Vivia-se então em uma sociedade muito vinculada ao campo. Assim, de modo didático, inúmeras vezes Jesus Se refere à atividade pastoril em suas pregações, apresentando-Se inclusive como o Bom Pastor, para ser bem compreendido por seus ouvintes. No versículo citado, Ele menciona o cansaço das ovelhas que não têm pastor. De fato, na ausência deste, os animais costumam se dispersar e, vagando desviados de seu curso normal, com frequência se afadigam. Se houvesse um pastor, ele encaminharia o rebanho para as melhores pastagens onde poderia se alimentar e descansar tranquilo sob sua vigilante proteção.
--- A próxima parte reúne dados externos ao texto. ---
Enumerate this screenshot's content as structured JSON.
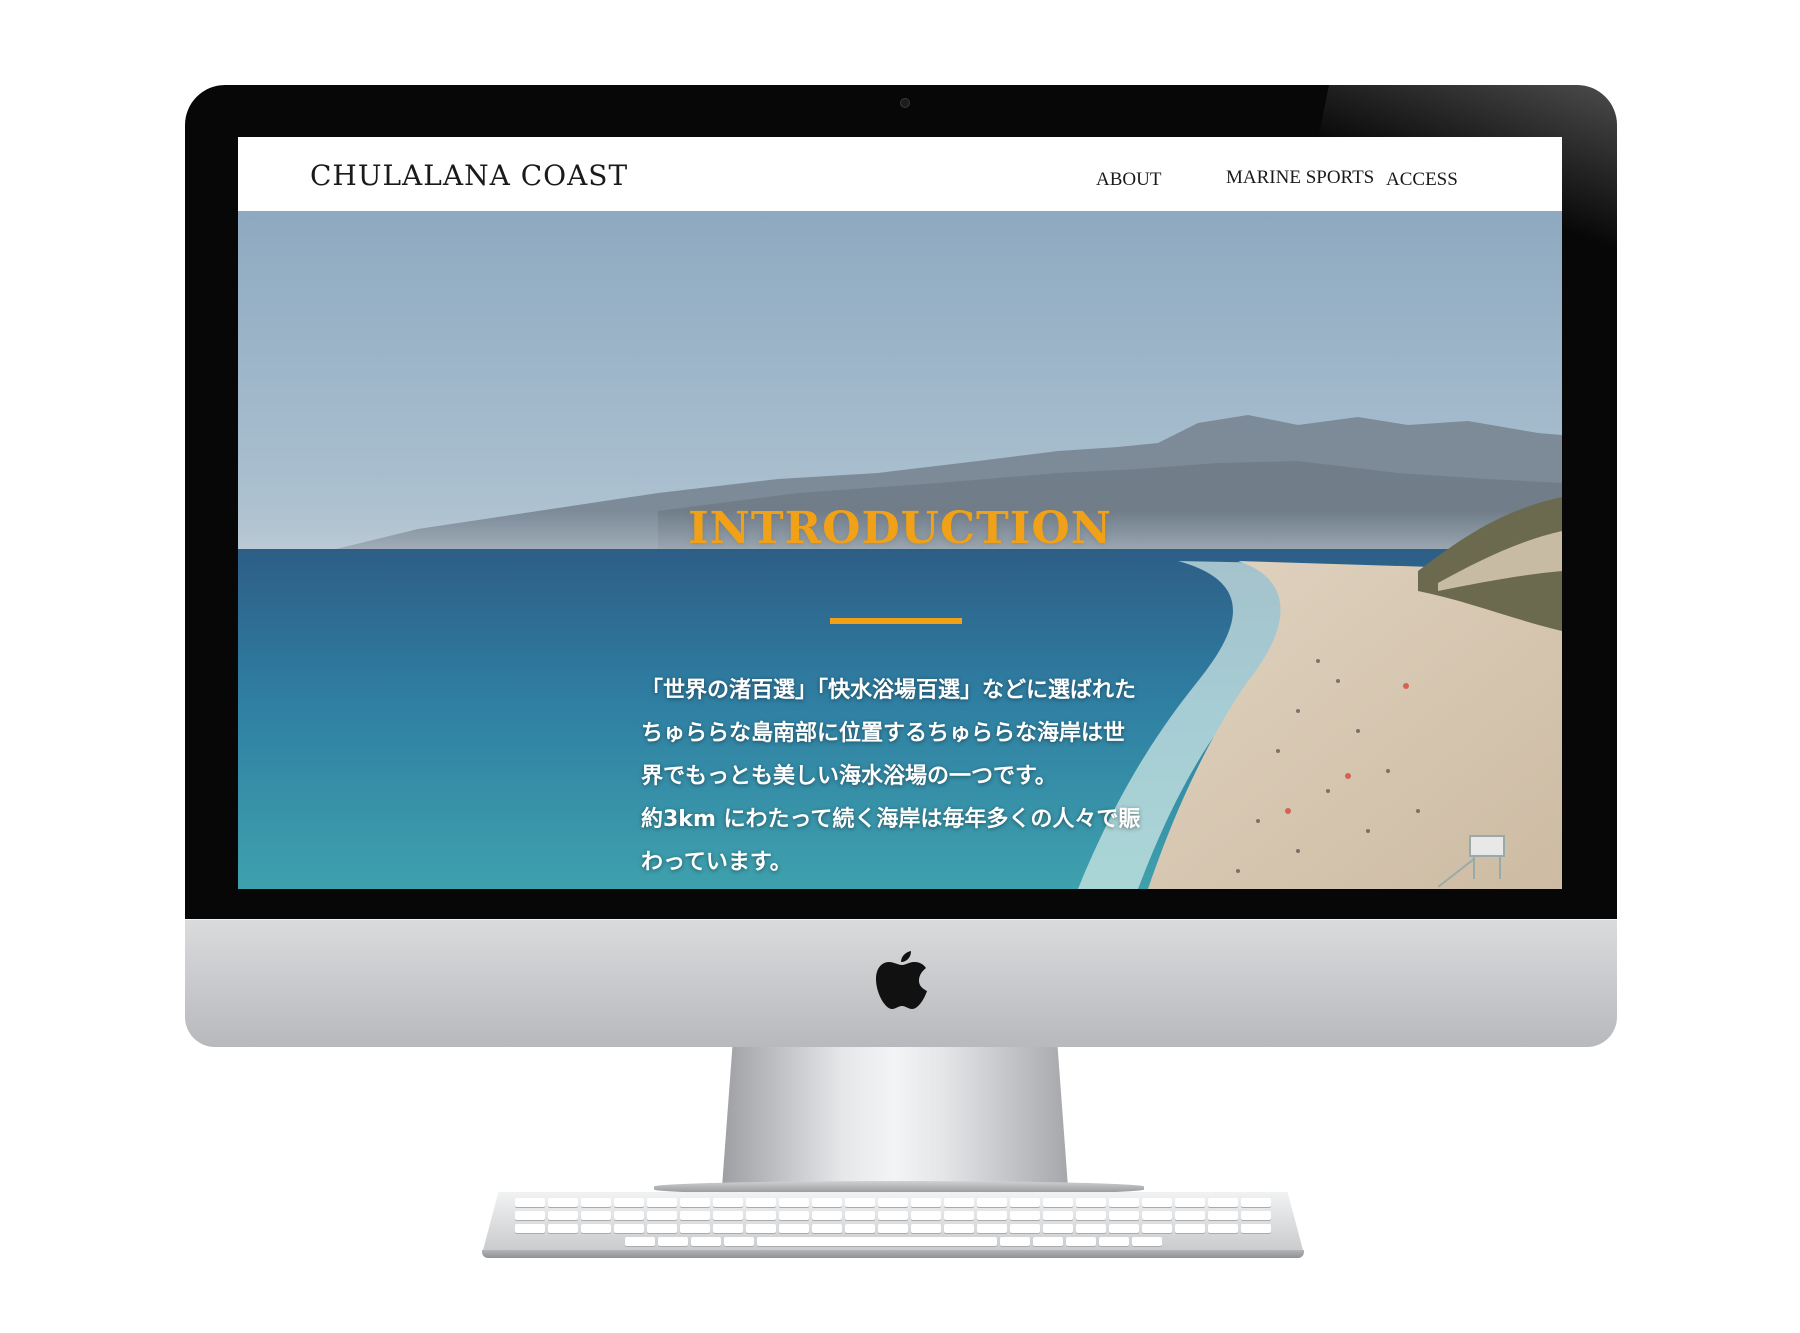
{
  "site": {
    "logo": "CHULALANA COAST",
    "nav": [
      "ABOUT",
      "MARINE SPORTS",
      "ACCESS"
    ]
  },
  "intro": {
    "title": "INTRODUCTION",
    "lines": [
      "「世界の渚百選」「快水浴場百選」などに選ばれた",
      "ちゅららな島南部に位置するちゅららな海岸は世",
      "界でもっとも美しい海水浴場の一つです。",
      "約3km にわたって続く海岸は毎年多くの人々で賑",
      "わっています。"
    ]
  },
  "colors": {
    "accent": "#f0a118",
    "header_bg": "#ffffff",
    "bezel": "#070707",
    "aluminum": "#c8cacc"
  },
  "icons": {
    "device_logo": "apple-logo-icon",
    "camera": "camera-dot"
  }
}
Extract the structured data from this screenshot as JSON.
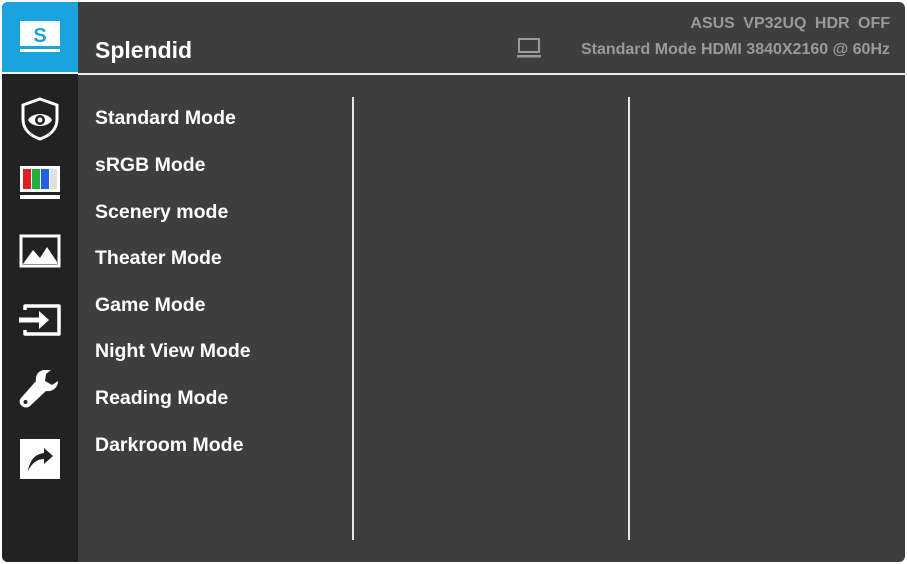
{
  "header": {
    "title": "Splendid",
    "brand": "ASUS",
    "model": "VP32UQ",
    "hdr": "HDR OFF",
    "status": "Standard Mode HDMI 3840X2160 @ 60Hz"
  },
  "sidebar": {
    "items": [
      {
        "name": "splendid",
        "icon": "s-logo-icon",
        "label": "S",
        "active": true
      },
      {
        "name": "blue-light-filter",
        "icon": "eye-icon"
      },
      {
        "name": "color",
        "icon": "color-bars-icon"
      },
      {
        "name": "image",
        "icon": "image-icon"
      },
      {
        "name": "input-select",
        "icon": "input-icon"
      },
      {
        "name": "system-setup",
        "icon": "wrench-icon"
      },
      {
        "name": "shortcut",
        "icon": "shortcut-arrow-icon"
      }
    ]
  },
  "menu": {
    "items": [
      "Standard Mode",
      "sRGB Mode",
      "Scenery mode",
      "Theater Mode",
      "Game Mode",
      "Night View Mode",
      "Reading Mode",
      "Darkroom Mode"
    ]
  },
  "colors": {
    "accent": "#1aa3df",
    "background": "#3e3e3e",
    "sidebar": "#222222",
    "text": "#ffffff",
    "muted": "#9a9a9a"
  }
}
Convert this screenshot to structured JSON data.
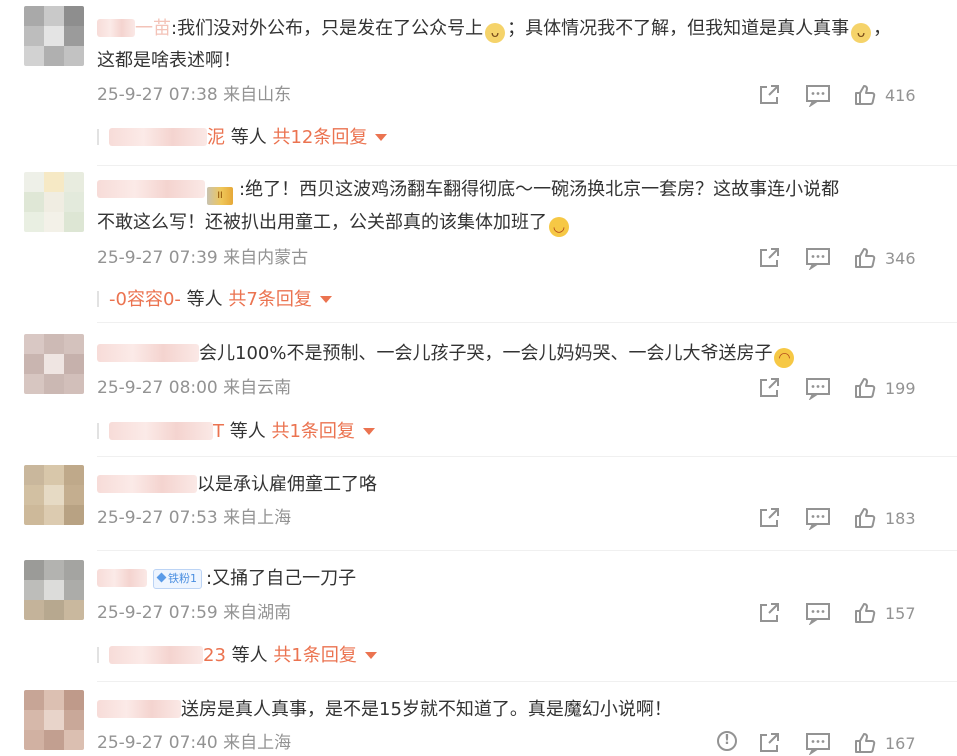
{
  "comments": [
    {
      "prefix": ":",
      "text_line1": "我们没对外公布，只是发在了公众号上",
      "text_line1b": "；具体情况我不了解，但我知道是真人真事",
      "text_line1c": "，",
      "text_line2": "这都是啥表述啊！",
      "name_visible": "一苗",
      "emoji": "cat-emoji",
      "time": "25-9-27 07:38",
      "location": "来自山东",
      "likes": "416",
      "reply": {
        "who_suffix": "泥",
        "etc": "等人",
        "more": "共12条回复"
      }
    },
    {
      "prefix": ":",
      "text_line1": "绝了！西贝这波鸡汤翻车翻得彻底～一碗汤换北京一套房？这故事连小说都",
      "text_line2": "不敢这么写！还被扒出用童工，公关部真的该集体加班了",
      "emoji": "laugh-emoji",
      "time": "25-9-27 07:39",
      "location": "来自内蒙古",
      "likes": "346",
      "reply": {
        "who": "-0容容0-",
        "etc": "等人",
        "more": "共7条回复"
      }
    },
    {
      "text_line1": "会儿100%不是预制、一会儿孩子哭，一会儿妈妈哭、一会儿大爷送房子",
      "emoji": "laugh-cry-emoji",
      "time": "25-9-27 08:00",
      "location": "来自云南",
      "likes": "199",
      "reply": {
        "who_suffix": "T",
        "etc": "等人",
        "more": "共1条回复"
      }
    },
    {
      "text_line1": "以是承认雇佣童工了咯",
      "time": "25-9-27 07:53",
      "location": "来自上海",
      "likes": "183"
    },
    {
      "badge": "铁粉1",
      "text_line1": ":又捅了自己一刀子",
      "time": "25-9-27 07:59",
      "location": "来自湖南",
      "likes": "157",
      "reply": {
        "who_suffix": "23",
        "etc": "等人",
        "more": "共1条回复"
      }
    },
    {
      "text_line1": "送房是真人真事，是不是15岁就不知道了。真是魔幻小说啊！",
      "time": "25-9-27 07:40",
      "location": "来自上海",
      "likes": "167"
    }
  ],
  "icons": {
    "share": "share-icon",
    "comment": "comment-icon",
    "like": "like-icon",
    "report": "report-icon"
  },
  "colors": {
    "accent": "#eb7350",
    "meta": "#939393",
    "text": "#333333"
  }
}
Esta figura reflete uma realidade muito mais dolorosa, concernente à salvação das almas. Sem um guia espiritual competente que saiba discernir as necessidades do conjunto a ele confiado, e adequar o aprendizado e o progresso às circunstâncias espirituais de cada um, as pessoas se desorientam e, levadas pelas más tendências, se transviam do reto caminho, enveredando pelas vias do pecado, à busca da ilusória felicidade proporcionada pelos bens terrenos. Esta falta de rumo produz cansaço e abatimento. Contudo, tantas vezes um olhar de alento ou uma palavra de confiança de um pastor fervoroso seria suficiente para reconduzi-los à prática da virtude.

Com efeito, tratando-se da salvação da alma, representa grande auxílio o conselho de alguém mais experiente. É clássico o princípio de vida interior de que o maior temor do demônio ao tentar alguém consiste precisamente em que a vítima procure a orientação de um superior ou de um confessor. Quando isto acontece, logo as pérfidas manobras diabólicas ficam desmascaradas, tornando-se inócuas, pois o mal progride na medida em que consegue camuflar suas últimas intenções.
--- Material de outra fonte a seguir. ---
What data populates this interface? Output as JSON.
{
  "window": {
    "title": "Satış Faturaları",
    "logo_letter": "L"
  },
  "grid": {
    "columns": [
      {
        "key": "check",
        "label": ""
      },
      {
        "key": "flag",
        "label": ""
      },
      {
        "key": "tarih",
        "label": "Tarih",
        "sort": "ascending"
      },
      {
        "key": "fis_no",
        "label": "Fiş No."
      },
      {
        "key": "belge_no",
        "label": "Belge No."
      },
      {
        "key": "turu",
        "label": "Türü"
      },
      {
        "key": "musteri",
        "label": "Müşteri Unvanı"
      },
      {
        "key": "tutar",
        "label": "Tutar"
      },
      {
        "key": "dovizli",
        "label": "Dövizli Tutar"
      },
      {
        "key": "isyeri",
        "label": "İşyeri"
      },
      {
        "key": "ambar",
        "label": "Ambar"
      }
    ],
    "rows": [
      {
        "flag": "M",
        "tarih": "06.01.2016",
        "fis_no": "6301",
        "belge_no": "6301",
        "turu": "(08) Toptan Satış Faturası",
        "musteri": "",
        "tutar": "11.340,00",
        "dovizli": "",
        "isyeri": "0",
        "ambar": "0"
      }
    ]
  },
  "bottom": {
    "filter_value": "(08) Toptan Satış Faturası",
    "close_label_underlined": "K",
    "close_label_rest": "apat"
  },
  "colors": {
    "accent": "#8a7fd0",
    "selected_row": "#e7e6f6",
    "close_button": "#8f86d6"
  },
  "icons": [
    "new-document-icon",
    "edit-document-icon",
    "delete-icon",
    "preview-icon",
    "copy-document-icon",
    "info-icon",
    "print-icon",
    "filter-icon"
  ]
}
Jesus, por seu conhecimento divino, desde toda a eternidade via o estado de depauperamento das multidões que O seguiam. Enquanto homem, porém, não comprovara ainda aquela terrível situação de penúria espiritual. Por isso, ao constatá-la, “compadeceu-Se delas”, ou seja, padeceu, sofreu com. Ele fez do sofrimento delas, portanto, o sofrimento d’Ele mesmo.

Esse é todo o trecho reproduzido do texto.